Unfortunately reptile bloodwork can be difficult to interpret because even though many of the same values between reptiles and mammals are measured with reptiles it can often mean significantly different things. You have to look at the whole picture, not just the individual numbers. And depending on where the bloodwork was done the reference ranges may be for that specific species or for a more generic reptile profile. There are not established reference ranges for veiled chameleons for example, so often panther ranges are used since they're most likely similar, but there can be minor differences. Or it may just be "lizard" reference ranges, which takes averages of the most studied species.
Shmeenakoz would be correct if this was a mammal, but reptiles don't play by the rules.

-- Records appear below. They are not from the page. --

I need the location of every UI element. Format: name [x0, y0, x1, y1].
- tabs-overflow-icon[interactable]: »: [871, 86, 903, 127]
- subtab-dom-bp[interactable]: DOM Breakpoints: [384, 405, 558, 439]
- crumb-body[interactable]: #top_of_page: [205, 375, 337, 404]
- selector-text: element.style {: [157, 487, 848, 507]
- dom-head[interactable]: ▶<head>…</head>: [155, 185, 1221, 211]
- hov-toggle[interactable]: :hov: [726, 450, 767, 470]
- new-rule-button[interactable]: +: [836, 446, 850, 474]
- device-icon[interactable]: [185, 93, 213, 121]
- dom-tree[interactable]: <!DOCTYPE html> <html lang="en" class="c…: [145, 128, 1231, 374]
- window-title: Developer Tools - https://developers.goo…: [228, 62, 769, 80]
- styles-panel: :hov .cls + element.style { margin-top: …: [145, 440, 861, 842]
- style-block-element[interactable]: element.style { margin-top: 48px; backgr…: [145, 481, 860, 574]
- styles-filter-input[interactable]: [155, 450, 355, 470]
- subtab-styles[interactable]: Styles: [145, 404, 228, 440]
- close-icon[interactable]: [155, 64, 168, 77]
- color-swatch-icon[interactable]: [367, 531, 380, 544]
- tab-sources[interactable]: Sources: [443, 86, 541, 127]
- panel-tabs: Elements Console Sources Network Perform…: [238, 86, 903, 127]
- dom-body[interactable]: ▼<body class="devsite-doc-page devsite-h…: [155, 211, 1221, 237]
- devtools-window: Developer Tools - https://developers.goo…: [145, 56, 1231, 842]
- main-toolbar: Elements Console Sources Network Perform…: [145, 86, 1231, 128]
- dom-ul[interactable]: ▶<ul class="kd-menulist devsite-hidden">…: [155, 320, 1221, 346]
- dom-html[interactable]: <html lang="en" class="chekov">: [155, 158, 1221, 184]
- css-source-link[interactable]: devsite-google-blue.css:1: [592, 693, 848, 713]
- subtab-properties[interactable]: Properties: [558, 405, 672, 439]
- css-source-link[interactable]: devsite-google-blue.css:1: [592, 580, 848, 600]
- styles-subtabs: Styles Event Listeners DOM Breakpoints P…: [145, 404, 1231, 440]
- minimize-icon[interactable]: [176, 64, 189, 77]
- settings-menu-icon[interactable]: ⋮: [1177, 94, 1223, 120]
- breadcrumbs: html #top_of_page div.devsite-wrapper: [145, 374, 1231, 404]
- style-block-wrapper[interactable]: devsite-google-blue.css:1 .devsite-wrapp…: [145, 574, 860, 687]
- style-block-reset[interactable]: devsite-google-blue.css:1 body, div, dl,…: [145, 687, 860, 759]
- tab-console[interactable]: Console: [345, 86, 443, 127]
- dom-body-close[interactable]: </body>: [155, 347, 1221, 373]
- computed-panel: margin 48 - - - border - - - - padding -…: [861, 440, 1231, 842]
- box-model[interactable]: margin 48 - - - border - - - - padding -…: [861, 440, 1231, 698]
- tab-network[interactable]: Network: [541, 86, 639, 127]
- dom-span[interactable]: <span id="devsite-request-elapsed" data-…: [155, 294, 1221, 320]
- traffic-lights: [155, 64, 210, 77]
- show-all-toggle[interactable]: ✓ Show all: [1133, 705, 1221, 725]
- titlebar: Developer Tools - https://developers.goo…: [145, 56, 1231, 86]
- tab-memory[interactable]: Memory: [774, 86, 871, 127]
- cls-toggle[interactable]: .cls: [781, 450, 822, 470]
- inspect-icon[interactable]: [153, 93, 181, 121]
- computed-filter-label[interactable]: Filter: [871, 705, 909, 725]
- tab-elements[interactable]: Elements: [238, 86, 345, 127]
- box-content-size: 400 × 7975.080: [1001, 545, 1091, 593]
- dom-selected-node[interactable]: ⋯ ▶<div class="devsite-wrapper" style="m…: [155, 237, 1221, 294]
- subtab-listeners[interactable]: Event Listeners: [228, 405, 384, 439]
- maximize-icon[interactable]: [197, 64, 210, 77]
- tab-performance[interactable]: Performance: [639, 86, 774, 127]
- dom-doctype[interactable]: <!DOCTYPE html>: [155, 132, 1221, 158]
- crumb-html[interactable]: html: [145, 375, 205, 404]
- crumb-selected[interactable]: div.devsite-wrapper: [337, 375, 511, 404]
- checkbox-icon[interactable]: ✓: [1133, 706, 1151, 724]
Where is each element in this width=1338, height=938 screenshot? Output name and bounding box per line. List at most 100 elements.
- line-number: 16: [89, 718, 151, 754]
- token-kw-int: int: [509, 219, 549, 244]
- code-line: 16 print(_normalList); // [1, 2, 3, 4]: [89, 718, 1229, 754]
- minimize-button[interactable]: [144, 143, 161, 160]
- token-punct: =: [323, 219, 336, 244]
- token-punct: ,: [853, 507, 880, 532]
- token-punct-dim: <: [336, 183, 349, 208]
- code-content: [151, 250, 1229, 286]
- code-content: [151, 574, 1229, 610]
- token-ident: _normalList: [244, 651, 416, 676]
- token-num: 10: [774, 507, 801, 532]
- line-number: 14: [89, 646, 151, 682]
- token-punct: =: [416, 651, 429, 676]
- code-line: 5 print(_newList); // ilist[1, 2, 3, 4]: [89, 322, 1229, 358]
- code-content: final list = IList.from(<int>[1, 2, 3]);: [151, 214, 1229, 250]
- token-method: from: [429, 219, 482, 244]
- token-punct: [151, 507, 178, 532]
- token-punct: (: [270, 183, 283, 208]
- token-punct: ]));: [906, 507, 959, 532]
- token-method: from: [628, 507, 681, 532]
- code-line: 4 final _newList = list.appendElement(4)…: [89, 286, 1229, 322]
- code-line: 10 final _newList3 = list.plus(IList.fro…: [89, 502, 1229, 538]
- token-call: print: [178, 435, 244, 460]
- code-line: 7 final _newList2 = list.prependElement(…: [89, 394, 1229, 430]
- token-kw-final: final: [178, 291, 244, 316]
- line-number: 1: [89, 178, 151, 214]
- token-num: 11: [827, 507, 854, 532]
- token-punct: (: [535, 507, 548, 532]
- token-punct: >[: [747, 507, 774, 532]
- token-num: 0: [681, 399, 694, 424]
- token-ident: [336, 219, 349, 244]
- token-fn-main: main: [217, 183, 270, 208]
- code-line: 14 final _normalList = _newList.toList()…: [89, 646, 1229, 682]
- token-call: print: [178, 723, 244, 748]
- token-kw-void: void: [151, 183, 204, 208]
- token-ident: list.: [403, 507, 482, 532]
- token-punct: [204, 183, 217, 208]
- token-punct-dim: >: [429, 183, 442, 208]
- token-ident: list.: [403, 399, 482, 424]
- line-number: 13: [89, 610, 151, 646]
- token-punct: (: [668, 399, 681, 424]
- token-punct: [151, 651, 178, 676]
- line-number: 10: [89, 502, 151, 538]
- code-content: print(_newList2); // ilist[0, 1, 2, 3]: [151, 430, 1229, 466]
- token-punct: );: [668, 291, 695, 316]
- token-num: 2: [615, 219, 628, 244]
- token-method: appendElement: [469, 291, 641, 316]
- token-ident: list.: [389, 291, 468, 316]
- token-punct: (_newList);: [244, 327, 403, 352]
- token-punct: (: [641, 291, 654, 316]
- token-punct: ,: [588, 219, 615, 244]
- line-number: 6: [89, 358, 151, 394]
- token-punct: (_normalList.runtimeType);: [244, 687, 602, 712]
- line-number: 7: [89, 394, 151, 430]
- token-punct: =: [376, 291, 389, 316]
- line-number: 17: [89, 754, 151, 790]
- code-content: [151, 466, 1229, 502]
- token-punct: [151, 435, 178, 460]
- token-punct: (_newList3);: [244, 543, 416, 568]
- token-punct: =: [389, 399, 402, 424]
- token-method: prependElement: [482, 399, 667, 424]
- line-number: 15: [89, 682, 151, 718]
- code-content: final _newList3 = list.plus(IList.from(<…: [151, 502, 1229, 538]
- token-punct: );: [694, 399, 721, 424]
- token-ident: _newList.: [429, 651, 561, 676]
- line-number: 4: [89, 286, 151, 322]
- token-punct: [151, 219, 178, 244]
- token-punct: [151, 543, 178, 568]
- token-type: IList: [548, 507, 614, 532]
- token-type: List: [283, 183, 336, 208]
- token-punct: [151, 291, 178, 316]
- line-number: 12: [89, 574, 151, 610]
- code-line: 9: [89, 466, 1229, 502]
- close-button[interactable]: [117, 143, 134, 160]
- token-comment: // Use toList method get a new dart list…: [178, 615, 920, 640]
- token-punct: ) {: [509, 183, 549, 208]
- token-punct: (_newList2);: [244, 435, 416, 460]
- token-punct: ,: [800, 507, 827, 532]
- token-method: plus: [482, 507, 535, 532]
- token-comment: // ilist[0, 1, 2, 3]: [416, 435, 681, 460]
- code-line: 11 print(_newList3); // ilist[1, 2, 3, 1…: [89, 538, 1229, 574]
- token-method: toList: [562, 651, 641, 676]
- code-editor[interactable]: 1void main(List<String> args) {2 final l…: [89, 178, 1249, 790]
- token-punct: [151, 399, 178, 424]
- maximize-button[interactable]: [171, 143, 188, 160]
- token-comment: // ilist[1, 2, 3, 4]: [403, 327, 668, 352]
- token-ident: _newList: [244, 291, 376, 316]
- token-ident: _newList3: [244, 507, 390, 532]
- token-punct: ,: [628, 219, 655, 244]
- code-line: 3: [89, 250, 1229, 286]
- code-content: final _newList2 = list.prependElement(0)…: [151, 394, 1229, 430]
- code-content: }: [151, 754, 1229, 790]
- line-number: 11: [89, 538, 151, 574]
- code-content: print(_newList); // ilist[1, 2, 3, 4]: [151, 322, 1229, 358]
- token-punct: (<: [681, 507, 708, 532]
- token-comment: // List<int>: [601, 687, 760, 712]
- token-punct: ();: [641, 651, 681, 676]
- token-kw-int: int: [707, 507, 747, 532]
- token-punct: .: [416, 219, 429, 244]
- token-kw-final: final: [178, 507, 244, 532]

While AST often correlates to liver in mammals, in reptiles it has little reliable correlation to liver function - it's considered too non-specific to use to diagnose problems in reptiles because it can also be indicative of muscle damage, which can happen for a variety of microscopic reasons (MBD, gout, kidney disease, anorexia, etc). Bile acids are the preferred method of diagnosing liver function, but it often isn't part of the standard blood tests. It looks like it was part of this one (BA) but read too low to read, which is not clinically useful. Liver failure causes elevated bile acids.
Albumin is also poorly correlated in reptiles to the true albumin level. Total protein is more accurate. In this case it's low, but not tremendously low, so doesn't really point to anything in particular.
High glucose often causes concern for diabetes in mammalian species, but not so in reptiles. There is an intestinal adenocarcinoma in bearded dragons that can cause extremely elevated blood glucose levels (like in the 600+ range). But otherwise sometimes stress can cause it to elevate at the time of the blood draw and we don't really worry about it much.
The sodium (Na) levels are significantly low, which may be lab error but since the other electrolytes are normal I'm more inclined to think it's real.
CK is creatine kinase, which often an indicator of damage to tissues like muscle, which again can happen for many reasons.
The way to look at calcium and phosphorus is in ratio with each other: calcium should be at least twice as high as the phosphorus levels. If this ratio is inverted then it is suggestive of MBD or kidney failure. If the uric acid(UA) levels are also high this is extremely suggestive of advanced kidney failure. However it is not always so straightforward - my 6 year old male that just passed had a 1:1 ratio of calcium to phosphorus, which isn't good but isn't terrible, and his uric acid levels as normal. But on necropsy his kidneys were in advanced stages of failure microscopically. Females with egg activity will often have significantly elevated calcium levels. Maybe here the calcium was elevated due to reproductive activity but under normal circumstances would have matched the phosphorus and thus making me worry about kidney disease/failure. This can be a result of improper care (low hydration levels, incorrect supplementation and diet, etc). Not a judgement on your care - you just mentioned that you got a lot of misinformation so this may have been a major contributing factor. It sounds like you've learned a lot since then.
A CBC was not done, which looks at the red blood cell and white blood cell counts to look for infection or anemia.
The first page of this document (for one of the blood machines for reptiles) has a good basic explanation of many of the values:
http://www.abaxis.com/pdf/Avian-Reptilian Profile Plus.pdf
You have to correlate the bloodwork with the clinical symptoms, and there are many problems that either do not appear on bloodwork or are only minor changes and not indicative of one specific problem. Unfortunately the only way to know for sure what happened is to do a necropsy with histopathology of the major organs, which does cost a bit. Without that it is often just speculation.